Grant Wood, The Mourner's Bench, 1921-1922 [Oak, carved and stained] Cedar Rapids  Museum of Art, Cedar Rapids, Iowa.

His "Mourning Bench" especially caught my eye as an example of his sense of humor.  He carved the three woeful and crying children's heads for the bench while the rest was made with the help of his art students from McKinley Junior High School.  As a former middle school teacher myself, I could imagine the warm relationships he forged with his students.

The Historic Park Inn Hotel

Passing through Mason City, Iowa, we stopped at the Historic Park Inn Hotel, the last remaining hotel designed by Frank Lloyd Wright.  His commission here was to build a bank, a hotel and law office in one unified building that would anchor a downtown corner in this small county-seat community.


The result is vintage Prairie School: a long, low look with an overhanging roof and his signature windows.

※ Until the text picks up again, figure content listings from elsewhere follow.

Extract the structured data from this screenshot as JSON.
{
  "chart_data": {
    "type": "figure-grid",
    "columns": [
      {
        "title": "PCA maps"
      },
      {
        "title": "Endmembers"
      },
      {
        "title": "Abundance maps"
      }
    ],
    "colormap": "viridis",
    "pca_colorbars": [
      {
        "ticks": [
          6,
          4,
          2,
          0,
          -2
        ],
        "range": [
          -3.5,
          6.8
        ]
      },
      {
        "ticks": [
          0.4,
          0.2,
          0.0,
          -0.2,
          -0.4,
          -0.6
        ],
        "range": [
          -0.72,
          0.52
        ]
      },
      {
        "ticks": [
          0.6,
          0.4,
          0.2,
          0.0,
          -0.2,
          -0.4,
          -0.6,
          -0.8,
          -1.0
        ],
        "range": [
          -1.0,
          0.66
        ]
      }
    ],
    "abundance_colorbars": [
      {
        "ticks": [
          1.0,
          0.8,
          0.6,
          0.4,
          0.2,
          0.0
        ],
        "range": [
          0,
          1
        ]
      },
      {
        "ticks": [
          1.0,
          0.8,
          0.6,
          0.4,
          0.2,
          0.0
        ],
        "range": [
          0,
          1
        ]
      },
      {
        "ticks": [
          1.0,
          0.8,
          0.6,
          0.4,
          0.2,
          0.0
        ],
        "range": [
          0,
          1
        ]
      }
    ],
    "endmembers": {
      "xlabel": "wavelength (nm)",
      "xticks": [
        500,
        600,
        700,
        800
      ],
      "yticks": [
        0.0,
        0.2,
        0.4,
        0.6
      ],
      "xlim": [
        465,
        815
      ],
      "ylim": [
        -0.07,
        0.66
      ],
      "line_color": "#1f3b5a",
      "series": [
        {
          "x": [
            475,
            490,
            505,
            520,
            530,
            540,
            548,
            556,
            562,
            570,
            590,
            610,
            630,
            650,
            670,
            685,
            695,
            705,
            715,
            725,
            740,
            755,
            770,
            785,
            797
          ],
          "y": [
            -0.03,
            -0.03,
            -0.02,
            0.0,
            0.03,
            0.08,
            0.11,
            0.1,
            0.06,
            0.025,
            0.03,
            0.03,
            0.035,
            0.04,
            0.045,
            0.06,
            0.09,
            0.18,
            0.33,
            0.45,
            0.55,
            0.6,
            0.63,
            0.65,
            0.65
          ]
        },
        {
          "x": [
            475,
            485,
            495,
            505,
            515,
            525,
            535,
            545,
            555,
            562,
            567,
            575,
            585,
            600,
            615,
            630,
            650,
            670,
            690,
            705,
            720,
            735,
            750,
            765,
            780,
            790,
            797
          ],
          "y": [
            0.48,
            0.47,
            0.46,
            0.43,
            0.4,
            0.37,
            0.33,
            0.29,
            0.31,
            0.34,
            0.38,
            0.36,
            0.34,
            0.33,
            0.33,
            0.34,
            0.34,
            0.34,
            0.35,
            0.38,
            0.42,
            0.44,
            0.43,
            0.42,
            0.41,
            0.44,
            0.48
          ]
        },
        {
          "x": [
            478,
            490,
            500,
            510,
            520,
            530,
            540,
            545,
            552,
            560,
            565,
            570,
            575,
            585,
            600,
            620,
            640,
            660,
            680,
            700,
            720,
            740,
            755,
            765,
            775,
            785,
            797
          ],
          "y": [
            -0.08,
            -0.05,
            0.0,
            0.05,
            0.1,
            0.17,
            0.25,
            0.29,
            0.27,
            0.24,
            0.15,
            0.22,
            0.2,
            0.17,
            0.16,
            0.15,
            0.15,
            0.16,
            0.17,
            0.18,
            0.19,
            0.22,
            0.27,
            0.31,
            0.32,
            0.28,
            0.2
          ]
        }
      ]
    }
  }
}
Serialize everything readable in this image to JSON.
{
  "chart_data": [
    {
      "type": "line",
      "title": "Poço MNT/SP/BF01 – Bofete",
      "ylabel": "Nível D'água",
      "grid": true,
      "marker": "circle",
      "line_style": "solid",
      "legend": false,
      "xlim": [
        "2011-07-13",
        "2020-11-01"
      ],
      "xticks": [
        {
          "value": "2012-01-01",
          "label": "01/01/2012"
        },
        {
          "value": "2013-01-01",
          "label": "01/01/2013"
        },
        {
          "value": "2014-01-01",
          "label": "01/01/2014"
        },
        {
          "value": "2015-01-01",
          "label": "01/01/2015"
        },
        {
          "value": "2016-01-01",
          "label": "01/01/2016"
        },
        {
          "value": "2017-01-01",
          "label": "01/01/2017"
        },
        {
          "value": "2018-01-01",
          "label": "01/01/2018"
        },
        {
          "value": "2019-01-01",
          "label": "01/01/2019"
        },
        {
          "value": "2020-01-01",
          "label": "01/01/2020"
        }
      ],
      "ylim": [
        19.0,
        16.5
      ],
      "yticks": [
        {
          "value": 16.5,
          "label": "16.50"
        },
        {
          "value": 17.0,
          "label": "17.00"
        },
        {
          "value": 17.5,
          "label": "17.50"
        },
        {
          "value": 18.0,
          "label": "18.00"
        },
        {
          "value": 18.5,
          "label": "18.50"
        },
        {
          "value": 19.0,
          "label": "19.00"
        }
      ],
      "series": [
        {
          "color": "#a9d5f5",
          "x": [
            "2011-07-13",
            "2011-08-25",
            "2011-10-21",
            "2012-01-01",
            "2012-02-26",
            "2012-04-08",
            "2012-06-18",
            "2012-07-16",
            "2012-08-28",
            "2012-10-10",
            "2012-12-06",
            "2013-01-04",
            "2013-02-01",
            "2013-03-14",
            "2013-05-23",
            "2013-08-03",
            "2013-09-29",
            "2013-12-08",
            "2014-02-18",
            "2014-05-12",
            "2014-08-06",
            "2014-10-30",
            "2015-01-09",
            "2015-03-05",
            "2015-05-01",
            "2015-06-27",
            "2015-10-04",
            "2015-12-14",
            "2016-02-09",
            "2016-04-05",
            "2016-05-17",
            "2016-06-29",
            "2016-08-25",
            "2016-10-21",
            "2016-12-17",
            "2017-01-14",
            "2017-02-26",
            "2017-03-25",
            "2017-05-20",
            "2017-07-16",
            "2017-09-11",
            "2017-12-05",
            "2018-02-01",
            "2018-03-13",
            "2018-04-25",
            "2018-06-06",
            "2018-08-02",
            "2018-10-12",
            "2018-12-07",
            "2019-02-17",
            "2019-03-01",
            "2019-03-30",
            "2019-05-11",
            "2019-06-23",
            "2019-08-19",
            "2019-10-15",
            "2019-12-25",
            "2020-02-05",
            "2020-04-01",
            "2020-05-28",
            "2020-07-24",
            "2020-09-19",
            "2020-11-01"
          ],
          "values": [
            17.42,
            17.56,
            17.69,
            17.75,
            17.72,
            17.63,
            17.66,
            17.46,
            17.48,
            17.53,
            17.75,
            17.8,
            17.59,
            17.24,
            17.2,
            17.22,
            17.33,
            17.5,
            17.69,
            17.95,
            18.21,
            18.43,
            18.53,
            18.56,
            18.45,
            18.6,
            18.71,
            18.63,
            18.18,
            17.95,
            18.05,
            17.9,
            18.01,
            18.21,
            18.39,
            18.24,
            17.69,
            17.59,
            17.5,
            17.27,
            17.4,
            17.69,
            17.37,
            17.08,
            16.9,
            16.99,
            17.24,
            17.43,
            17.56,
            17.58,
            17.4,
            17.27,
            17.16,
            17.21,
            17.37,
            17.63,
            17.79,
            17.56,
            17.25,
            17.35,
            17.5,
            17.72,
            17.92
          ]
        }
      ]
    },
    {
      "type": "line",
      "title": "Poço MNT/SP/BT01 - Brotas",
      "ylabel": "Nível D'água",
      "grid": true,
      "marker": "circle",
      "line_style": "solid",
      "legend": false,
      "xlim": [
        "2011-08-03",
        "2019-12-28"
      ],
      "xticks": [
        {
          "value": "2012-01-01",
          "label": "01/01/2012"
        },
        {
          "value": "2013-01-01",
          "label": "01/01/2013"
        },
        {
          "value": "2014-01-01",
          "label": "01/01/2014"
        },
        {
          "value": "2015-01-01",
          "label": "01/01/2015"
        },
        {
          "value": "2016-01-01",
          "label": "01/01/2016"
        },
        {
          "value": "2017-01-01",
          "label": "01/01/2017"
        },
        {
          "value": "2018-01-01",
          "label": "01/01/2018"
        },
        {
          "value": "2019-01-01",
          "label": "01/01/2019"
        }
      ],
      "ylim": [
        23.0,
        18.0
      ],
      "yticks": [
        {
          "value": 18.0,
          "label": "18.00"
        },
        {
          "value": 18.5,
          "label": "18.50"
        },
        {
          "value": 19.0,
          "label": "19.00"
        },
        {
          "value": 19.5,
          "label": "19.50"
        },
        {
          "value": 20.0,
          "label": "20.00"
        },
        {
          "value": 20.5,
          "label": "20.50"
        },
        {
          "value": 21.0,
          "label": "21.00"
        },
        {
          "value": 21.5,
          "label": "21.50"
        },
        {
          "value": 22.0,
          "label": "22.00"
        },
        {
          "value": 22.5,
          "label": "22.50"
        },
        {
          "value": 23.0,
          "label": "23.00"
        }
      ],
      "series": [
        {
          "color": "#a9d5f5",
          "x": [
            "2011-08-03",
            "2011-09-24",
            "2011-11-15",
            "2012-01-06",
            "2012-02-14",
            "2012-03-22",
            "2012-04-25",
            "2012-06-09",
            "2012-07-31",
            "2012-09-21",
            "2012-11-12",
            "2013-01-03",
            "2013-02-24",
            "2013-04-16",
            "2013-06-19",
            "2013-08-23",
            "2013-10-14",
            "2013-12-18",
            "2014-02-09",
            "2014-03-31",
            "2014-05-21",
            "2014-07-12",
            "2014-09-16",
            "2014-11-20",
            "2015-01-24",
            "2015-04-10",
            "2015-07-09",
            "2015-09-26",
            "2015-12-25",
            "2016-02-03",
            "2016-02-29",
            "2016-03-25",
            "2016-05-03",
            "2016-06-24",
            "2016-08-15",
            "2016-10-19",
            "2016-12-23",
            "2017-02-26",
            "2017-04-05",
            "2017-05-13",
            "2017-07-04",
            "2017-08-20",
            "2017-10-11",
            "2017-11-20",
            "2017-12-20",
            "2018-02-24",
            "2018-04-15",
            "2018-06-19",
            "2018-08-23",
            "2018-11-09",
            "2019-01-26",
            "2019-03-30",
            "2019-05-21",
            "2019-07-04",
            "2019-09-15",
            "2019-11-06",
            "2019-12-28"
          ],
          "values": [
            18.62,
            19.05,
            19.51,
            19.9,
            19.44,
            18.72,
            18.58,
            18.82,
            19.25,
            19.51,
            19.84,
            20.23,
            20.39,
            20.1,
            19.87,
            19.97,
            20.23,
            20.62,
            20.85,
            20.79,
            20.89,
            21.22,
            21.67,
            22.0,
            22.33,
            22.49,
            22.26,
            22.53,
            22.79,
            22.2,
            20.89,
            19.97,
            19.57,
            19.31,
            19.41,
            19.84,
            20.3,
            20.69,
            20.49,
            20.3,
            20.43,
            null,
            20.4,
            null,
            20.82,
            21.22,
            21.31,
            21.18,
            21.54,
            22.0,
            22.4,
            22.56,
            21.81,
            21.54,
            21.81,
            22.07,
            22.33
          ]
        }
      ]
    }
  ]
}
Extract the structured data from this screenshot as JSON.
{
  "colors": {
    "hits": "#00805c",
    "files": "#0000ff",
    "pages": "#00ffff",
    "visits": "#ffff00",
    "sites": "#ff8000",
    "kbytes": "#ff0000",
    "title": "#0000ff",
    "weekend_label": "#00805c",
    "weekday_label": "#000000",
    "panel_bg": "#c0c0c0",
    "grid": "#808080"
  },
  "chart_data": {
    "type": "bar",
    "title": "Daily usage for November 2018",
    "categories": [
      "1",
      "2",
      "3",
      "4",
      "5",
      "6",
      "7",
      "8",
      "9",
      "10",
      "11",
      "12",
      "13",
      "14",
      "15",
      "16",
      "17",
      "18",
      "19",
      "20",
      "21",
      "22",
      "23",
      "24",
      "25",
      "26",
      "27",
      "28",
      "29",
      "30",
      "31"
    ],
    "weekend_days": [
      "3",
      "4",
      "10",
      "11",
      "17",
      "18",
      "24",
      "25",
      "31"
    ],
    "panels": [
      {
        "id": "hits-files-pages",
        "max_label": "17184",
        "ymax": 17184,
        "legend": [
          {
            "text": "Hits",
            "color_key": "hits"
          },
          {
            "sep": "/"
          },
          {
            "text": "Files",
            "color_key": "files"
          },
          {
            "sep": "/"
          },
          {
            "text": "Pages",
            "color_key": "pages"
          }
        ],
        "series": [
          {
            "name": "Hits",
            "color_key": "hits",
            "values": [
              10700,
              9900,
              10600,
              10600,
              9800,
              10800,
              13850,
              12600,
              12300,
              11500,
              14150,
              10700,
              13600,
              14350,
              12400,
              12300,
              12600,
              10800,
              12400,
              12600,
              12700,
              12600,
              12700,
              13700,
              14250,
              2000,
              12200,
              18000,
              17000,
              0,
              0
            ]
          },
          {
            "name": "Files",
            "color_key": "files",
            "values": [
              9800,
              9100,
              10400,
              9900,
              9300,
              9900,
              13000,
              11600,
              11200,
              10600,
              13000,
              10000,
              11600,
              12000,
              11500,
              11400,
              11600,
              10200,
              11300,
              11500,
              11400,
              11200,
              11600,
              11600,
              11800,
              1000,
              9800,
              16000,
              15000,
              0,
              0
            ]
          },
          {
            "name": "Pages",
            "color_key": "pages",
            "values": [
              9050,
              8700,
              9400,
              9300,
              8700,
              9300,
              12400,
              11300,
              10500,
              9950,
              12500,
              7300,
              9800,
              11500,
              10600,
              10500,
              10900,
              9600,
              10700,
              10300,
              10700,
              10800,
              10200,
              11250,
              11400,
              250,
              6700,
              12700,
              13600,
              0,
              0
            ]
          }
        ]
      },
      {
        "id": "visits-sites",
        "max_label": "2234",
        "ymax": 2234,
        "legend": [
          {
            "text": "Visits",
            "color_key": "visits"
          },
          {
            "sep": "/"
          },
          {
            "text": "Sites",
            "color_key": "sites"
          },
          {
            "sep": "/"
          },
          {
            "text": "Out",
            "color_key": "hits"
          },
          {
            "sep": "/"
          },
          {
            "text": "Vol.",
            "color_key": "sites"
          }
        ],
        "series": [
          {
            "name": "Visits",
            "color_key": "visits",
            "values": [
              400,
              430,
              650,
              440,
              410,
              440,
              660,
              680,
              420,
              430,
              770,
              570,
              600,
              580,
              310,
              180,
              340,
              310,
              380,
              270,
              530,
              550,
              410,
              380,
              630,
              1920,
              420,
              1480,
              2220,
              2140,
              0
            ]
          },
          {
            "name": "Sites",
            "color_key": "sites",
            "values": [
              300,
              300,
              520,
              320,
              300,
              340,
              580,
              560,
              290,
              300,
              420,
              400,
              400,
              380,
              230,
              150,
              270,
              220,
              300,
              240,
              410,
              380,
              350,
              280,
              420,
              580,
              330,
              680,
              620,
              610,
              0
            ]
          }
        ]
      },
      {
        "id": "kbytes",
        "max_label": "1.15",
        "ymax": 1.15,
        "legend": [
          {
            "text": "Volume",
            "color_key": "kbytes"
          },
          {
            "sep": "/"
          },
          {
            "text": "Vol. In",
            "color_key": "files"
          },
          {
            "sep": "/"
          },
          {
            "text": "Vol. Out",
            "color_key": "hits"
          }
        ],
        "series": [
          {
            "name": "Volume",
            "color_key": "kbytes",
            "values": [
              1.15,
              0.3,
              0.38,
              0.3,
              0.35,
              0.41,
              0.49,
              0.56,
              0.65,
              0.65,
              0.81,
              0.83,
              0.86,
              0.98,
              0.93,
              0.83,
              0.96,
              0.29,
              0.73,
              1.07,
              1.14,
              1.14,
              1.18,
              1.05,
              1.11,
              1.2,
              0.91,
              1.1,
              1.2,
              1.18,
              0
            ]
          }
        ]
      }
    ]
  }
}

Windows, however, are what's missing from the ground floor of the bank he added to the east side of the structure.  That ploy gives the bank a vault-like appearance, a "strong box," indicative of the building's purpose.  The hotel reopened its doors to the public in 2011, following a 18.5 million-dollar renovation that added en suite baths to rooms where no two are alike.


Finally, the law office on the second floor is now a quiet spot for hotel guests to read or work.


Then on to the Winnebago factory tour, the main reason for this side jaunt.  There we were tempted to buy this new Class B recreational vehicle, a miniature model of the real van.  At least, its price fit our pocketbook!